Gli effetti pittorici qui si fanno più vibratili, con un crescendo di valori tonali sempre più trasparenti che ne ritmano le modulazioni plastiche, attraverso una pigmentazione di puro colore, raggrumato in tocchi brevi, nei contrappunti di maggiore luminosità.
Dove la roccia poi, finiva, si allargava una visione della città di Sodoma, lontana, tra fiamme e bagliori e, solitaria, appariva nella campagna, Sara, la moglie di Loth, che si trasformava in statua di sale, sedimento di dolore e di vergogna. Come se nel dipinto ci fosse il segno premonitore del destino di Messina che doveva bruciare, non per ancestrali malefici biblici, ma per l’indegno comportamento degli spagnoli e al Marolì fu risparmiato il dolore di assistere alla disfatta di Messina, per la morte sopravvenuta alle ferite riportate dal pittore, durante lo scontro con gli spagnoli che sbarcavano alla Scaletta nel 1676.

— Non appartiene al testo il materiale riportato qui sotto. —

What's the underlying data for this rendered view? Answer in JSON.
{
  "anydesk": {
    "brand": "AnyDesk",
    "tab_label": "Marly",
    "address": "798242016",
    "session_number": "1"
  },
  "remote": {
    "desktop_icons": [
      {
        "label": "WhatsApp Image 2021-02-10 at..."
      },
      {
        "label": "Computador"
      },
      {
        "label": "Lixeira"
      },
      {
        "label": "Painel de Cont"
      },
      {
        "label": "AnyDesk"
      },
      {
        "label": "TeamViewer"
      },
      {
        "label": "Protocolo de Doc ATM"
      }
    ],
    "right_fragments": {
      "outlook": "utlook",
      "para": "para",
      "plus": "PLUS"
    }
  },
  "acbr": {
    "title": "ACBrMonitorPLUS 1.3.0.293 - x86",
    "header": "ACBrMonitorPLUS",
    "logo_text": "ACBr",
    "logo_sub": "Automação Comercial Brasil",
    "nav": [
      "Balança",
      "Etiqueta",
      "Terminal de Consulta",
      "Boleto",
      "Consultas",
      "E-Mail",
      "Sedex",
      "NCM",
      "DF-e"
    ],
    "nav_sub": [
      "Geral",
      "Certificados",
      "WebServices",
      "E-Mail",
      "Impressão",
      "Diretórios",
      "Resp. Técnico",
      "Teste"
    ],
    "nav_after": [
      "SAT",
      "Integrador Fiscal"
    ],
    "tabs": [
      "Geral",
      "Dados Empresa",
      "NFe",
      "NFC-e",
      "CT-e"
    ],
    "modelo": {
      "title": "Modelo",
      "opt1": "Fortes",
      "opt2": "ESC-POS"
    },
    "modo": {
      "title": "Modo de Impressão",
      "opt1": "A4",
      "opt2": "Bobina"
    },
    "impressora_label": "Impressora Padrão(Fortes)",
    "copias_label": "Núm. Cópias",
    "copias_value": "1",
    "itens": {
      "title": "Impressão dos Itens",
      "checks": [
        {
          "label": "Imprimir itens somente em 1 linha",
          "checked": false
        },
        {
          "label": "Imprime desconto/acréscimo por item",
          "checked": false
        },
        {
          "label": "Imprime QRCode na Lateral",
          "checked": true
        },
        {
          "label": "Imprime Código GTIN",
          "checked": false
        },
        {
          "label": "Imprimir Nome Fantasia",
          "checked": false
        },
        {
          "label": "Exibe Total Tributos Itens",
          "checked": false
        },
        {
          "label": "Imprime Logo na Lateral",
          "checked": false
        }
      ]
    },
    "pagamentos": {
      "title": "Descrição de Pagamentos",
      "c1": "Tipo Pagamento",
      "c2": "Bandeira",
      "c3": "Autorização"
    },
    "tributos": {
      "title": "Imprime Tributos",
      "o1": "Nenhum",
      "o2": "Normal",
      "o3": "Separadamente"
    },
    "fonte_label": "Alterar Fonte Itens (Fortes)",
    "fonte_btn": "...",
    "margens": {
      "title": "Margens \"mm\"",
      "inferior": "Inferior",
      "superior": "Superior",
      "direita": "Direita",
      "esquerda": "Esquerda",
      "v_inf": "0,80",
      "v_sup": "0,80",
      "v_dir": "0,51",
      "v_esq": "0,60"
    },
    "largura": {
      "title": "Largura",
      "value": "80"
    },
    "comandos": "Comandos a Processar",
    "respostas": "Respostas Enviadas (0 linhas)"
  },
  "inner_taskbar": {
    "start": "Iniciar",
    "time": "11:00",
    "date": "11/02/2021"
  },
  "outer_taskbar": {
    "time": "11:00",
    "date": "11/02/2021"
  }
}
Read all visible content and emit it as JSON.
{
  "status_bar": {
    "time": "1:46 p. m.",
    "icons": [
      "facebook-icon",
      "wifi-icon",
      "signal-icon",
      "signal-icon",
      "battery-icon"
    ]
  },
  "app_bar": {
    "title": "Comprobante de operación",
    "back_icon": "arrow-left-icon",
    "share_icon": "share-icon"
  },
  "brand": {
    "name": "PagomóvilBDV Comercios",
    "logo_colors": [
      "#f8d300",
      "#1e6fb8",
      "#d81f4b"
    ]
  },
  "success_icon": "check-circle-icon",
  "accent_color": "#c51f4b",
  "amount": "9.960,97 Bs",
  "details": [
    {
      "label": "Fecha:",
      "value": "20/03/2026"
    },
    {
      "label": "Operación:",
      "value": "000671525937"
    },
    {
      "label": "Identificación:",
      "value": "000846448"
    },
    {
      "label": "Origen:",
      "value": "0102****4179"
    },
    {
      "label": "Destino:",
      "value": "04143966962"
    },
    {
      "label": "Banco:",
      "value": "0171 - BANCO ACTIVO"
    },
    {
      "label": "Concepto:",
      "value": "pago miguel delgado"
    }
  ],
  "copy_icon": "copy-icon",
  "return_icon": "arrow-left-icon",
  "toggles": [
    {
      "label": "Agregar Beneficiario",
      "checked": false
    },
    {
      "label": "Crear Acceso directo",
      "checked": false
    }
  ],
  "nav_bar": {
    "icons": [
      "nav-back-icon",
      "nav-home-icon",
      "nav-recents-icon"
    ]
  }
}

Fu un sogno di libertà che i messinesi inseguirono invano per secoli, poiché in tutti i regimi che si sono succeduti, l’ombra della Spagna, con la sua Pax di “dividere” e “rubare”, doveva sopravvivere sino allo “spagnolismo” odierno e può essere attuale il libello, che i siciliani rivolgevano ai viceré, che recitava: “… Mi vidi / mi ridi / mi ‘mbivi e non mi pruvidi …” che tradotto dice: “… Mi vieni a vedere, mi sorridi, mi succhi le vene e non fai nessun provvedimento per me.